All the code and *.csv files can be found in my GitHub repository-https://github.com/ApurvaMisra/tweet_analysis.git and only snippets of the code are provided here.
Extracting tweets and sentiment analysis
GetOldTweets3 library was used to get his tweets from when he really started tweeting. Two advantages of using this library are-
- No requirement to create an app with twitter
- No limit on the number of tweets extracted for an individual
The tweets extracted can be saved into a *.csv file using “.to_csv” method in pandas.
For sentiment analysis, VADER(valence aware dictionary for sentiment reasoning), a rule-based library was utilized. It has a lexicon with scores attributed to each token. At the time of the writing it included 7500 words and their corresponding scores. It basically splits the sentence into words and finds the scores for each one of them to get the compound score. It works well for shorter sentences like tweets but as the sentence length grows sequence of words has a huge impact.
Extracting stock price
Beautiful soup along with selenium was utilized to get the Tesla share prices.

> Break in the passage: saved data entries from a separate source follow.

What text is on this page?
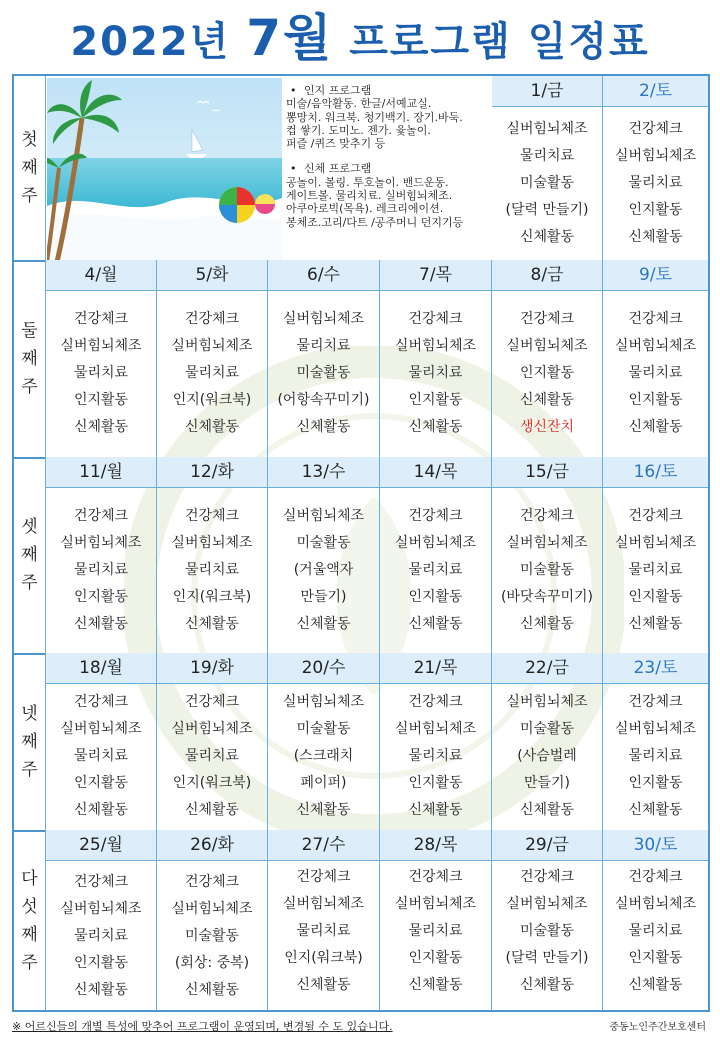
2022년 7월 프로그램 일정표
• 인지 프로그램
미술/음악활동. 한글/서예교실.
뽕망치. 워크북. 청기백기. 장기.바둑.
컵 쌓기. 도미노. 젠가. 윷놀이.
퍼즐 /퀴즈 맞추기 등
• 신체 프로그램
공놀이. 볼링. 투호놀이. 밴드운동.
게이트볼. 물리치료. 실버힘뇌체조.
아쿠아로빅(목욕). 레크리에이션.
봉체조.고리/다트 /공주머니 던지기등
첫
째
주
둘
째
주
셋
째
주
넷
째
주
다
섯
째
주
1/금
실버힘뇌체조
물리치료
미술활동
(달력 만들기)
신체활동
2/토
건강체크
실버힘뇌체조
물리치료
인지활동
신체활동
4/월
건강체크
실버힘뇌체조
물리치료
인지활동
신체활동
5/화
건강체크
실버힘뇌체조
물리치료
인지(워크북)
신체활동
6/수
실버힘뇌체조
물리치료
미술활동
(어항속꾸미기)
신체활동
7/목
건강체크
실버힘뇌체조
물리치료
인지활동
신체활동
8/금
건강체크
실버힘뇌체조
인지활동
신체활동
생신잔치
9/토
건강체크
실버힘뇌체조
물리치료
인지활동
신체활동
11/월
건강체크
실버힘뇌체조
물리치료
인지활동
신체활동
12/화
건강체크
실버힘뇌체조
물리치료
인지(워크북)
신체활동
13/수
실버힘뇌체조
미술활동
(거울액자
만들기)
신체활동
14/목
건강체크
실버힘뇌체조
물리치료
인지활동
신체활동
15/금
건강체크
실버힘뇌체조
미술활동
(바닷속꾸미기)
신체활동
16/토
건강체크
실버힘뇌체조
물리치료
인지활동
신체활동
18/월
건강체크
실버힘뇌체조
물리치료
인지활동
신체활동
19/화
건강체크
실버힘뇌체조
물리치료
인지(워크북)
신체활동
20/수
실버힘뇌체조
미술활동
(스크래치
페이퍼)
신체활동
21/목
건강체크
실버힘뇌체조
물리치료
인지활동
신체활동
22/금
실버힘뇌체조
미술활동
(사슴벌레
만들기)
신체활동
23/토
건강체크
실버힘뇌체조
물리치료
인지활동
신체활동
25/월
건강체크
실버힘뇌체조
물리치료
인지활동
신체활동
26/화
건강체크
실버힘뇌체조
미술활동
(회상: 중복)
신체활동
27/수
건강체크
실버힘뇌체조
물리치료
인지(워크북)
신체활동
28/목
건강체크
실버힘뇌체조
물리치료
인지활동
신체활동
29/금
건강체크
실버힘뇌체조
미술활동
(달력 만들기)
신체활동
30/토
건강체크
실버힘뇌체조
물리치료
인지활동
신체활동
※ 어르신들의 개별 특성에 맞추어 프로그램이 운영되며, 변경될 수 도 있습니다.	중동노인주간보호센터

If we visit the Yahoo Finance website and look for ‘TSLA’, TESLA stock price would come up, since we require the prices from the year 2010 as that is when Elon Musk made his first tweet on the platform. We go to the ‘Historical Data’ tab and change the required time period. The web page consists of a table and when we right-click and select “inspect” it shows the HTML code, while scrolling through the code we will be able to find the “table” tag and the corresponding class as given below.
“.find” method is used to get the structure from within the table tag and similarly a structure of “tr” and “td” tags can be parsed to get the contents belonging to each row. The data from each row is stored in a list and written into a *.csv file.
Relationship between stock prices and sentiment
When Elon Musk posts a tweet, what we want to look for is the change in the close price from that day compared to the previous day. The plot for close stock price vs year along with the sentiment value of the tweets is given below. The stock price was scaled between [0,1] to have a comparison with the sentiment value which lies between [-1,1].
There is no distinguishable pattern that can be observed from the above figure but we can see the drop in stock price. Since, we just want to see if there is a correlation between the drop/increase in stock prices with the sentiments of his tweets we will plot the difference between close price from that day to the previous day.
There are some apparent places where drop in sentiment and stock price overlap. We will concentrate on the effect of only negative tweets on stock price which gives Pearson correlation coefficient of -0.22. Implying that a negative sentiment leads to an increase in stock price which goes against our hypothesis. This could be attributed to the fact that the sentiment values didn’t correspond well with the actual sentiment he tried to convey. For example the tweet “Tesla stock price is too high imo” was given a neutral sentiment value of 0 even though it should have been given a negative sentiment if the two-gram “too high” was taken into account and also tokens like “imo”, “lmao”, “lol” should be assigned a sentiment value which wasn’t the case with VADER.
In future work a more advanced sentiment analysis technique will be used to find the relationship.